You can say that, it is helping Spark SQL to generate query plan, which can be easily converted to the Direct Acyclic Graph of RDD’s. Once DAG is created it is ready to execute. It does lot of things before creating optimized query plan. Main purpose of this optimizer, is to create optimized DAG.

Both the query plans and optimized query plans are internally represented as trees. Catalyst optimizer has various other libraries, which help in working on this trees.

Question 122: What all types of plans can be created by the Catalyst optimizer?

Answer: Catalyst optimizer can create following two query plans

  • Logical plan: It defines the computations on the DataSets, without defining how to carry out the specific computations.
  • Physical plan: It defines computation of the datasets, which can be executed to get expected result. Generally multiple physical plans are generated by the optimizer and then later on using Cost-based optimizer, less costly plan will be selected to execute the query.

Question 123: How do you print the all the plans created by Catalyst optimizer for running a query?

Answer: We have to use explain(Boolean) method.
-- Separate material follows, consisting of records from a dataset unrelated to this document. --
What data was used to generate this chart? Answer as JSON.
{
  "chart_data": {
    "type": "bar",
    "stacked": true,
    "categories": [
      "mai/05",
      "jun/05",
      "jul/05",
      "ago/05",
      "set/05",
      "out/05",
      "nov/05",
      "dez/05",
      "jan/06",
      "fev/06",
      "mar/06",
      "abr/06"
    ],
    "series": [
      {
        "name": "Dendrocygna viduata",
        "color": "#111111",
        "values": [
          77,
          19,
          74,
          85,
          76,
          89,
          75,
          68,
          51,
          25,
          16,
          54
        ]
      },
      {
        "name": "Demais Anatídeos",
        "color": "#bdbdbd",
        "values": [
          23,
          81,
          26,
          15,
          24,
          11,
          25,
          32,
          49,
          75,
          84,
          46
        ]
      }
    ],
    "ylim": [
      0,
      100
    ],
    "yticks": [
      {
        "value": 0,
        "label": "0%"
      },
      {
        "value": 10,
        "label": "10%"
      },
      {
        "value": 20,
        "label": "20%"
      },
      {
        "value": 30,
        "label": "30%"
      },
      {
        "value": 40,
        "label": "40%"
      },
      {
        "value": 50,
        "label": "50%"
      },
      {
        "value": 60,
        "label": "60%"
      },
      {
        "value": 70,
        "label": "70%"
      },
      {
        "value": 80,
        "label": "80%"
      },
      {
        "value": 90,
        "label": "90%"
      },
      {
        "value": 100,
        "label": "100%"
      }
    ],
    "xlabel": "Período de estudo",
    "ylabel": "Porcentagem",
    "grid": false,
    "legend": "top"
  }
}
Something similar to below

dataframe1.join(dataframe2, "region").selectExpr("count(*)").explain(true)

 

Question 124: What is Project Tungsten?

Answer: You can say that, this is one of the largest execution engine for Spark. It has more focus on observing CPU and Memory, rather than I/O and network. In Spark CPU and Memory was the major bottleneck for performance.

Before Spark 2.0, a most of the CPU cycles were wasted, rather than using for computation, they were used for read/write of intermediate data to CPU cache.

Project tungsten helped in improving efficiency of memory and CPU, so that maximum hardware limits can be used.

Question 125: Do you see any pain point with regards to Spark DStream?

Answer: There are some common issues with the Spark DStream

  • Timestamp: It consider timestamp, when event entered into the Spark system, rather than attached timestamp of the event.
  • API: You have to write different code for both batch and steam processing.
  • Failure condition: Developer has to manage various failure conditions.